Очнулась я в больнице. Я не чувствовала времени, поэтому могла бы поклясться, что провалилась через пространственно-временной континуум и, поскользнувшись на мокрых камнях моста, упала прямо на белоснежную, слишком жесткую, чтобы ее называть удобной, койку.
Первый запах, который я почувствовала, – вонь закисших в вазе цветов.
Первый звук, который я услышала, – передразнивание биения моего сердца.
Первое чувство, которое я ощутила, – пустота, подсасывающая внутренности, словно вакуумом.
Первый человек, которого я увидела, – Тэд в заляпанной кетчупом футболке с нелепой надписью «Ненавижу футболки с надписями». Кучерявая голова клонилась на грудь, ресницы подрагивали, зрачки глаз двигались под прикрытыми веками. Он что-то бормотал себе под нос, и могло показаться, что спит, если бы не длинный плоский смартфон в руках.
Первые секунд пять тело было расслабленно, как никогда прежде, но потом пронзила боль, воткнувшись острыми иглами под подушечки пальцев. Кровь закипела, позвоночник изогнулся так, что, казалось, вот-вот треснет, не выдержав нагрузки.

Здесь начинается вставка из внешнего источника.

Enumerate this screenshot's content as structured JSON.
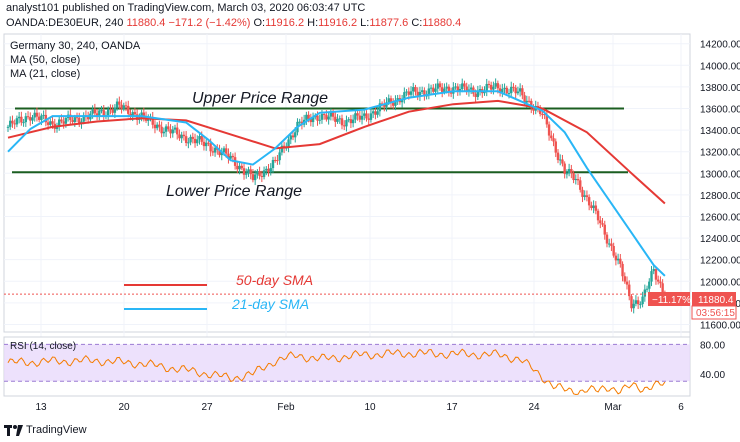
{
  "header": {
    "publish_line": "analyst101 published on TradingView.com, March 03, 2020 06:03:47 UTC",
    "symbol": "OANDA:DE30EUR, 240",
    "last_price": "11880.4",
    "change": "−171.2 (−1.42%)",
    "o_label": "O:",
    "o_value": "11916.2",
    "h_label": "H:",
    "h_value": "11916.2",
    "l_label": "L:",
    "l_value": "11877.6",
    "c_label": "C:",
    "c_value": "11880.4"
  },
  "legend": {
    "title": "Germany 30, 240, OANDA",
    "ma50": "MA (50, close)",
    "ma21": "MA (21, close)"
  },
  "annotations": {
    "upper": "Upper Price Range",
    "lower": "Lower Price Range",
    "sma50": "50-day SMA",
    "sma21": "21-day SMA"
  },
  "price_badges": {
    "pct": "−11.17%",
    "price": "11880.4",
    "countdown": "03:56:15"
  },
  "rsi": {
    "label": "RSI (14, close)",
    "upper_tick": "80.00",
    "lower_tick": "40.00"
  },
  "footer": {
    "brand": "TradingView"
  },
  "colors": {
    "up": "#26a69a",
    "down": "#ef5350",
    "ma50": "#e53935",
    "ma21": "#29b6f6",
    "range_line": "#1b5e20",
    "rsi_line": "#f57c00",
    "rsi_band": "#e9d9fb"
  },
  "chart_data": {
    "type": "line",
    "title": "Germany 30, 240, OANDA",
    "x_ticks": [
      "13",
      "20",
      "27",
      "Feb",
      "10",
      "17",
      "24",
      "Mar",
      "6"
    ],
    "y_ticks": [
      14200,
      14000,
      13800,
      13600,
      13400,
      13200,
      13000,
      12800,
      12600,
      12400,
      12200,
      12000,
      11800,
      11600
    ],
    "ylim": [
      11530,
      14290
    ],
    "levels": {
      "upper_price_range": 13600,
      "lower_price_range": 13010
    },
    "last_price": 11880.4,
    "series": [
      {
        "name": "MA (50, close)",
        "x": [
          0,
          4,
          8,
          12,
          16,
          20,
          24,
          28,
          32,
          36,
          40,
          44,
          48,
          52,
          56,
          59
        ],
        "values": [
          13330,
          13430,
          13480,
          13510,
          13490,
          13360,
          13230,
          13270,
          13430,
          13570,
          13640,
          13670,
          13600,
          13380,
          13000,
          12720
        ]
      },
      {
        "name": "MA (21, close)",
        "x": [
          0,
          2,
          4,
          8,
          12,
          16,
          18,
          20,
          22,
          24,
          26,
          28,
          32,
          36,
          40,
          44,
          48,
          50,
          52,
          54,
          56,
          58,
          59
        ],
        "values": [
          13200,
          13410,
          13530,
          13530,
          13530,
          13470,
          13310,
          13120,
          13080,
          13230,
          13430,
          13560,
          13590,
          13700,
          13760,
          13760,
          13580,
          13380,
          13050,
          12750,
          12450,
          12150,
          12050
        ]
      },
      {
        "name": "Price (close)",
        "x": [
          0,
          2,
          4,
          6,
          8,
          10,
          12,
          14,
          16,
          18,
          20,
          22,
          24,
          26,
          28,
          30,
          32,
          34,
          36,
          38,
          40,
          42,
          44,
          46,
          48,
          49,
          50,
          51,
          52,
          53,
          54,
          55,
          56,
          57,
          58,
          59
        ],
        "values": [
          13430,
          13540,
          13460,
          13500,
          13550,
          13620,
          13520,
          13410,
          13330,
          13260,
          13140,
          12950,
          13100,
          13450,
          13540,
          13480,
          13520,
          13640,
          13740,
          13770,
          13790,
          13760,
          13800,
          13740,
          13540,
          13280,
          13010,
          12950,
          12760,
          12580,
          12360,
          12120,
          11800,
          11830,
          12100,
          11880
        ]
      }
    ],
    "rsi": {
      "name": "RSI (14, close)",
      "ylim": [
        10,
        90
      ],
      "ticks": [
        80,
        40
      ],
      "x": [
        0,
        4,
        8,
        12,
        16,
        18,
        20,
        22,
        24,
        26,
        28,
        32,
        36,
        40,
        44,
        46,
        48,
        49,
        50,
        51,
        52,
        53,
        54,
        55,
        56,
        57,
        58,
        59
      ],
      "values": [
        55,
        57,
        58,
        54,
        45,
        40,
        34,
        40,
        58,
        65,
        60,
        66,
        68,
        67,
        66,
        60,
        36,
        24,
        18,
        15,
        20,
        16,
        22,
        18,
        23,
        19,
        27,
        25
      ]
    }
  }
}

Давление нарастало, ломало грудь, выталкивая внутренние органы через горло наружу, давило в голову, сплющивало мозги, сдавливало глазные яблоки.
Я сжала зубы, чтобы не закричать, и почувствовала, как рот наполнился острой крошкой и кровью.
– Эй, эй, ты чего? – Тэд сорвался со стула, бросил смартфон на пол, выказывая наивысшую заботу, на какую только способен. В уставших, ввалившихся глазах плескались страх и облегчение.
– Тэд? – голос звучал глухо и со скрипом. Горло болело, начался кашель, и несколько капель крови упали на белоснежный пододеяльник.
– Погоди, у тебя стоял этот… как его… – суетливые движения нервировали. Внезапно напавшее раздражение обескураживало и отрезвляло. Откуда это во мне? – Аппарат для вентиляции легких.
Он выглядел счастливым, но неряшливым. Замызганная одежда, небритые щеки, отросшие космы кучерявых черных волос, в которые так нравилось запускать пальцы.
Вспомнился наш первый и последний вечер вместе – мокрая мостовая, липкие пальцы на моей коже, колкие прикосновения ветра и жуткий стыд вперемешку с волнами возбуждения. Мы познакомились тем же вечером на открытии выставки картин неизвестного художника у столика с шампанским, долго смеялись, притягивая к себе неодобрительные взгляды. Съели целый поднос таких маленьких сэндвичей, что желудок взбунтовался и затребовал чего-нибудь более внушительного. Не сговариваясь, мы вышли на наэлектризованную скорой грозой улицу, купили по огромному французскому хот-догу в ночной закусочной и пошли вдоль набережной.